Le jeune homme se força à focaliser son attention sur le bruit régulier d'une balançoire qui grinçait pour remettre de l'ordre dans ses idées, et sa stratégie paya rapidement. 

"Je sais ! Cédric, un de mes amis est parti en vacances pour la semaine, je connais le code de son immeuble et je sais où il cache le double de ses clés ! Son appartement doit être à cinq minutes à pieds d'ici, allons-y !"

Jane le regarda d'un air surpris, comme si l'éventualité que la solution vienne de lui ne lui avait pas traversé l'esprit.

"OK. Allons-y. Je te suis."


Le trajet jusqu'à l'immeuble de Cédric fut rapide et sans embûche. Arrivé devant la porte, Gauthier croisa les doigts pour que le code n'ait pas changé, mais comme la chance semblait lui sourire au milieu de l'absurdité qu'était devenue sa vie, les quatre chiffres et les deux lettres qu'il composa sur le clavier lui ouvrirent la voie vers l'intérieur de l'immeuble. 

"C'est au cinquième étage. Sans ascenseur"précisa Gauthier en se dirigeant vers les escaliers. 

"Cinq étages ? Même pas peur" répondit Jane en lui emboîtant le pas. 

L'ascension consuma les dernières réserves d'énergie du jeune homme, alors qu'elle ne sembla pas affecter la jeune femme. Une fois sur le palier, Gauthier tenta de reprendre son souffle et ouvrit le panneau qui dissimulait les compteurs électriques pour fouiller au dessus de l'un d'eau et ramener de son exploration une petite clé et une grande quantité de poussière.
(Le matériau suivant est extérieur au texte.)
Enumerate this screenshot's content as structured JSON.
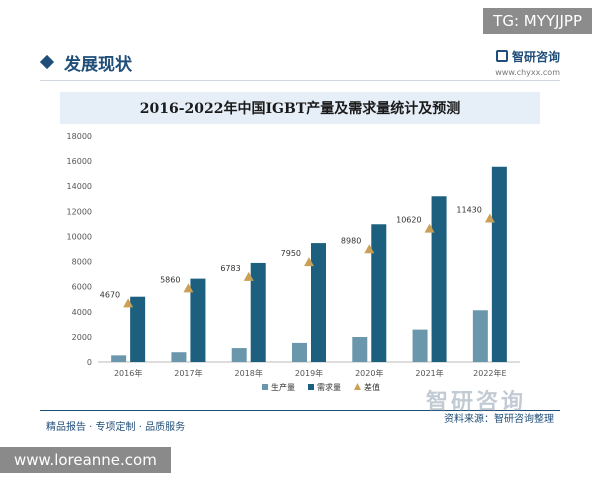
{
  "badge_top": "TG: MYYJJPP",
  "header": {
    "title": "发展现状",
    "brand_name": "智研咨询",
    "brand_url": "www.chyxx.com"
  },
  "chart_data": {
    "type": "bar",
    "title": "2016-2022年中国IGBT产量及需求量统计及预测",
    "categories": [
      "2016年",
      "2017年",
      "2018年",
      "2019年",
      "2020年",
      "2021年",
      "2022年E"
    ],
    "series": [
      {
        "name": "生产量",
        "color": "#6b97ad",
        "values": [
          530,
          780,
          1110,
          1520,
          1990,
          2580,
          4120
        ]
      },
      {
        "name": "需求量",
        "color": "#1c5f7e",
        "values": [
          5200,
          6640,
          7890,
          9470,
          10970,
          13200,
          15550
        ]
      }
    ],
    "markers": {
      "name": "差值",
      "color": "#c9a055",
      "values": [
        4670,
        5860,
        6783,
        7950,
        8980,
        10620,
        11430
      ]
    },
    "ylim": [
      0,
      18000
    ],
    "yticks": [
      0,
      2000,
      4000,
      6000,
      8000,
      10000,
      12000,
      14000,
      16000,
      18000
    ],
    "legend_position": "bottom",
    "grid": false
  },
  "footer": {
    "left": "精品报告 · 专项定制 · 品质服务",
    "source": "资料来源：智研咨询整理",
    "watermark": "智研咨询"
  },
  "badge_bottom": "www.loreanne.com"
}
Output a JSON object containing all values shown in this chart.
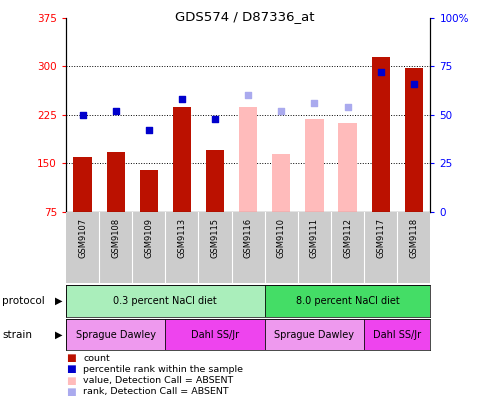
{
  "title": "GDS574 / D87336_at",
  "samples": [
    "GSM9107",
    "GSM9108",
    "GSM9109",
    "GSM9113",
    "GSM9115",
    "GSM9116",
    "GSM9110",
    "GSM9111",
    "GSM9112",
    "GSM9117",
    "GSM9118"
  ],
  "count_values": [
    160,
    168,
    140,
    237,
    170,
    null,
    null,
    null,
    null,
    315,
    297
  ],
  "count_absent": [
    null,
    null,
    null,
    null,
    null,
    237,
    165,
    218,
    212,
    null,
    null
  ],
  "rank_values": [
    50,
    52,
    42,
    58,
    48,
    null,
    null,
    null,
    null,
    72,
    66
  ],
  "rank_absent": [
    null,
    null,
    null,
    null,
    null,
    60,
    52,
    56,
    54,
    null,
    null
  ],
  "ylim_left": [
    75,
    375
  ],
  "ylim_right": [
    0,
    100
  ],
  "yticks_left": [
    75,
    150,
    225,
    300,
    375
  ],
  "ytick_labels_left": [
    "75",
    "150",
    "225",
    "300",
    "375"
  ],
  "yticks_right": [
    0,
    25,
    50,
    75,
    100
  ],
  "ytick_labels_right": [
    "0",
    "25",
    "50",
    "75",
    "100%"
  ],
  "color_bar": "#bb1100",
  "color_bar_absent": "#ffbbbb",
  "color_rank": "#0000cc",
  "color_rank_absent": "#aaaaee",
  "protocol_groups": [
    {
      "label": "0.3 percent NaCl diet",
      "start": 0,
      "end": 6,
      "color": "#aaeebb"
    },
    {
      "label": "8.0 percent NaCl diet",
      "start": 6,
      "end": 11,
      "color": "#44dd66"
    }
  ],
  "strain_groups": [
    {
      "label": "Sprague Dawley",
      "start": 0,
      "end": 3,
      "color": "#ee99ee"
    },
    {
      "label": "Dahl SS/Jr",
      "start": 3,
      "end": 6,
      "color": "#ee44ee"
    },
    {
      "label": "Sprague Dawley",
      "start": 6,
      "end": 9,
      "color": "#ee99ee"
    },
    {
      "label": "Dahl SS/Jr",
      "start": 9,
      "end": 11,
      "color": "#ee44ee"
    }
  ],
  "legend_labels": [
    "count",
    "percentile rank within the sample",
    "value, Detection Call = ABSENT",
    "rank, Detection Call = ABSENT"
  ],
  "legend_colors": [
    "#bb1100",
    "#0000cc",
    "#ffbbbb",
    "#aaaaee"
  ],
  "bg_color": "#ffffff",
  "label_bg": "#cccccc"
}
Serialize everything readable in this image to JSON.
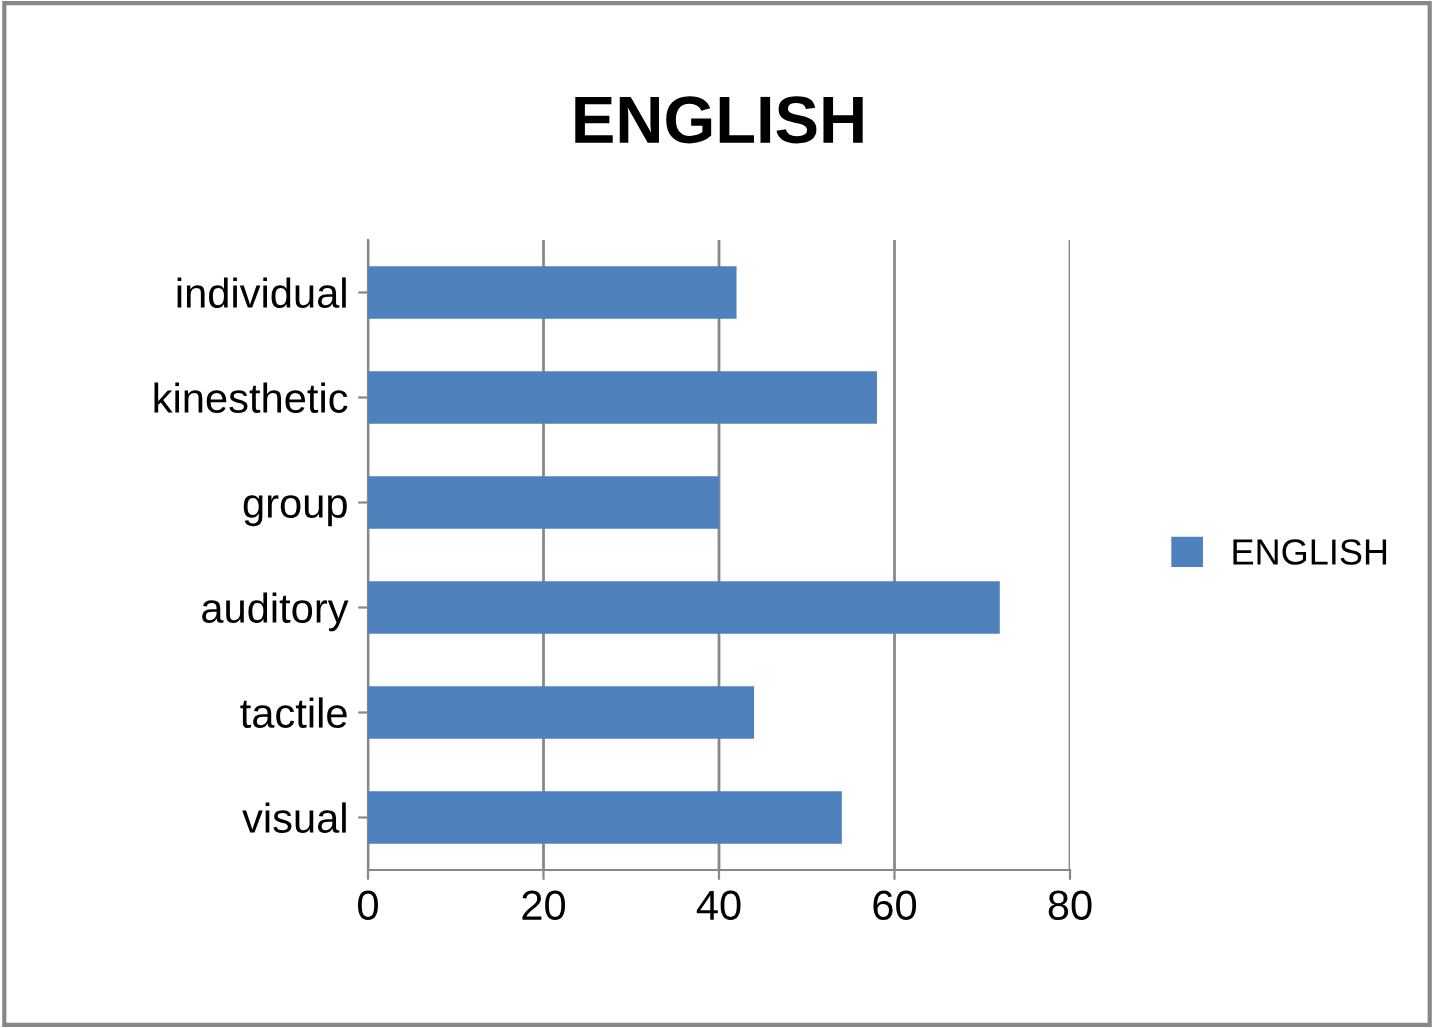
{
  "chart_data": {
    "type": "bar",
    "orientation": "horizontal",
    "title": "ENGLISH",
    "categories": [
      "individual",
      "kinesthetic",
      "group",
      "auditory",
      "tactile",
      "visual"
    ],
    "series": [
      {
        "name": "ENGLISH",
        "color": "#4f81bd",
        "values": [
          42,
          58,
          40,
          72,
          44,
          54
        ]
      }
    ],
    "xlim": [
      0,
      80
    ],
    "xticks": [
      0,
      20,
      40,
      60,
      80
    ],
    "grid": "x",
    "legend": "right"
  }
}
Il montra fièrement sa prise à Jane qui resta de marbre face à cet exploit très relatif. Elle était toujours sur le qui-vive, et pressée de s'enfermer dans l'appartement. Gauthier se dirigea vers la porte de son ami, frappa deux coups discrets par acquis de conscience, déverrouilla l'entrée et s'introduit dans le logement sombre et vide. Un bruit sec retentit soudain et Gauthier 

1/ réalisa avec horreur que c'était un coup de feu.

2/ constata avec soulagement que ce n'était qu'un morceau de bois sur lequel il venait de marcher.